Covering Annandale, Bailey's Crossroads, Lincolnia, and Seven Corners in Fairfax County, Virginia

Volunteers ensure students have food for the weekend

Families come together at the Korean Community Center to assemble food packages for students.

For the past nine years, volunteers with a nonprofit organization called the 2Twenty Club have been assembling food packages for lower-income schoolchildren to take home for the weekend.

The volunteers – including many children – meet on the first Sunday of every month at the Korean Community Center on Little River Turnpike in Annandale.

The president and founder of the 2Twenty Club, Sook Moon, said the name refers to the requirement that members volunteer for two hours a month and donate $20 a month.

When she came to the U.S. from Korea, “every day was hard,” Moon said at the most recent food packaging event on Feb 1. “When life got much better, I wanted to find some way to give back.”

2Twenty founder Sook Moon (center) organizes the volunteers.

When she started the organization in 2017, there were just five members. 2Twenty now has 400 members and sends 600 food packets to 12 Title I schools every month.

Robert Hong, a member of the 2Twenty board, who brought his children to the event, said he joined the organization because he had been looking for a way to help the community where his whole family can participate.

While his sixth-grade son and second-grade daughter were filling bags with snacks, Hong said, “I want my children to share my values. It’s really rewarding.”

The 2Twenty Club distributes 50 food packages a month to each of these schools:  Annandale Terrace, Bailey’s, Bailey’s Upper, Braddock, Bren Marr Park, Woodburn, Lynbrook, Pine Spring, Forestdale, London Towne, and Hybla Valley elementary schools and Poe Middle School.

Parents get their children involved in community service.

Each package contains two breakfasts, two lunches, two dinners, two snacks, and two drinks. At the Feb. 1 event, about 50 volunteers unloaded boxes of instant ramen, Beefaroni, apple juice, crackers, and much more. They spread out the items on a long table, while kids and their parents formed an assembly line to put them in bags.

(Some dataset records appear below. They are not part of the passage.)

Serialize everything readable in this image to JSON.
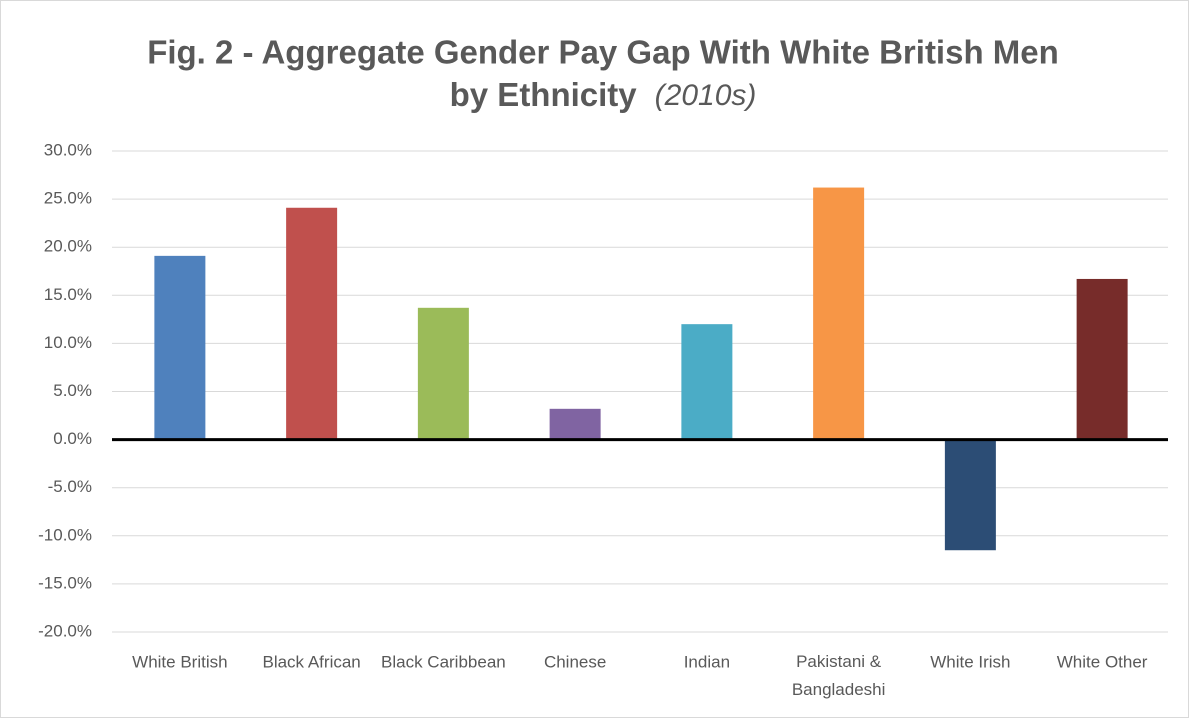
{
  "chart_data": {
    "type": "bar",
    "title": "Fig. 2 - Aggregate Gender Pay Gap With White British Men",
    "title_line2": "by Ethnicity",
    "subtitle": "(2010s)",
    "categories": [
      "White British",
      "Black African",
      "Black Caribbean",
      "Chinese",
      "Indian",
      "Pakistani & Bangladeshi",
      "White Irish",
      "White Other"
    ],
    "values": [
      19.1,
      24.1,
      13.7,
      3.2,
      12.0,
      26.2,
      -11.5,
      16.7
    ],
    "colors": [
      "#4f81bd",
      "#c0504d",
      "#9bbb59",
      "#8064a2",
      "#4bacc6",
      "#f79646",
      "#2c4d75",
      "#772c2a"
    ],
    "ylim": [
      -20,
      30
    ],
    "yticks": [
      {
        "value": -20,
        "label": "-20.0%"
      },
      {
        "value": -15,
        "label": "-15.0%"
      },
      {
        "value": -10,
        "label": "-10.0%"
      },
      {
        "value": -5,
        "label": "-5.0%"
      },
      {
        "value": 0,
        "label": "0.0%"
      },
      {
        "value": 5,
        "label": "5.0%"
      },
      {
        "value": 10,
        "label": "10.0%"
      },
      {
        "value": 15,
        "label": "15.0%"
      },
      {
        "value": 20,
        "label": "20.0%"
      },
      {
        "value": 25,
        "label": "25.0%"
      },
      {
        "value": 30,
        "label": "30.0%"
      }
    ],
    "grid": true
  }
}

2Twenty members drop off the bags at school libraries. The principal and counselor hand them out on Friday afternoons to children from homes likely to experience food insecurity.  

The donations from club members are used to purchase food, mostly from Costco and Amazon, Moon said. The club also raises money from an annual farmers’ market at Burke Lake Park every spring and a walk-a-thon in the fall. She said the club raised about $40,000 last year.

2 responses to “Volunteers ensure students have food for the weekend

  1. What a Great Gift you are providing to the community! Thanks so much for setting an example on how to care for our community!

  2. This is wonderful to see you all giving to others and bringing people from all over together! Congratulations. Well done!